Maka kuputuskan mengirim pesan lagi, bermaksud mencoba memadatkan cerita menjadi satu episode. Tapi pesan itu diabaikannya. Sama sekali tidak ada balasan. Lalu aku, alih-alih membuktikan perkataan, sebagai anak muda yang masih labil, aku galau.
Apa aku terlalu plin-plan?
Akhirnya, aku memupuskan keinginan memadatkan cerita itu. Lagipula bagaimana caranya? Bukan hal yang mudah memadatkan sepuluh episode.
Aku berubah pikiran lagi.
Aku kesal dengan senior itu. Atau mungkin dia yang kesal padaku. Memikirkan betapa sombongnya penulis pemula masa kini. Tapi aku ingin sekali bilang, naskah itu memang seberarti itu untukku. T.T
Sekarang, daripada menyalahkan diri sendiri, aku ingin mencari ide baru.

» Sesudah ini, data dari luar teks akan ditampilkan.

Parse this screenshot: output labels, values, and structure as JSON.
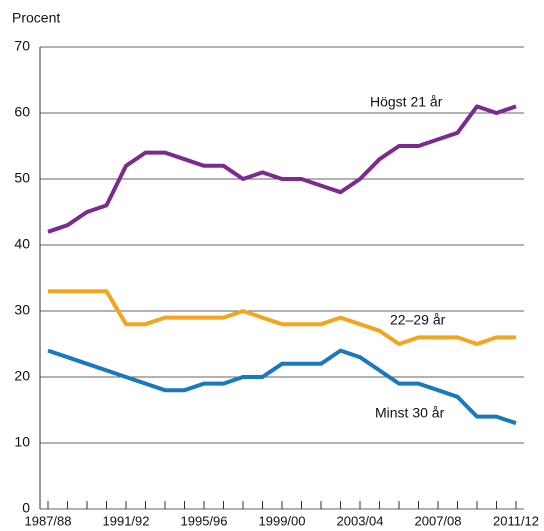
{
  "chart_data": {
    "type": "line",
    "y_label": "Procent",
    "categories": [
      "1987/88",
      null,
      null,
      null,
      "1991/92",
      null,
      null,
      null,
      "1995/96",
      null,
      null,
      null,
      "1999/00",
      null,
      null,
      null,
      "2003/04",
      null,
      null,
      null,
      "2007/08",
      null,
      null,
      null,
      "2011/12"
    ],
    "series": [
      {
        "name": "Högst 21 år",
        "color": "#7b2a8e",
        "values": [
          42,
          43,
          45,
          46,
          52,
          54,
          54,
          53,
          52,
          52,
          50,
          51,
          50,
          50,
          49,
          48,
          50,
          53,
          55,
          55,
          56,
          57,
          61,
          60,
          61
        ]
      },
      {
        "name": "22–29 år",
        "color": "#f2a51e",
        "values": [
          33,
          33,
          33,
          33,
          28,
          28,
          29,
          29,
          29,
          29,
          30,
          29,
          28,
          28,
          28,
          29,
          28,
          27,
          25,
          26,
          26,
          26,
          25,
          26,
          26
        ]
      },
      {
        "name": "Minst 30 år",
        "color": "#1b78bd",
        "values": [
          24,
          23,
          22,
          21,
          20,
          19,
          18,
          18,
          19,
          19,
          20,
          20,
          22,
          22,
          22,
          24,
          23,
          21,
          19,
          19,
          18,
          17,
          14,
          14,
          13
        ]
      }
    ],
    "ylim": [
      0,
      70
    ],
    "yticks": [
      0,
      10,
      20,
      30,
      40,
      50,
      60,
      70
    ],
    "grid": true
  }
}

Sendirian di dekat teras rumah, aku memikirkan kisah apa yang cocok untuk format FTV. Bagaimana mungkin aku mampu menulis untuk durasi berjam-jam, tapi untuk durasi dua jam saja aku kesulitan?
Apa salahnya mengikuti tren yang ada? Sebab tidak ada gunanya menjadi berbeda dengan tidak satu pun orang lain yang memahaminya. Alih-alih unik, aku hanya akan merasa terasing dan terabaikan. Terbuang oleh dunia—setidaknya dunia penulis.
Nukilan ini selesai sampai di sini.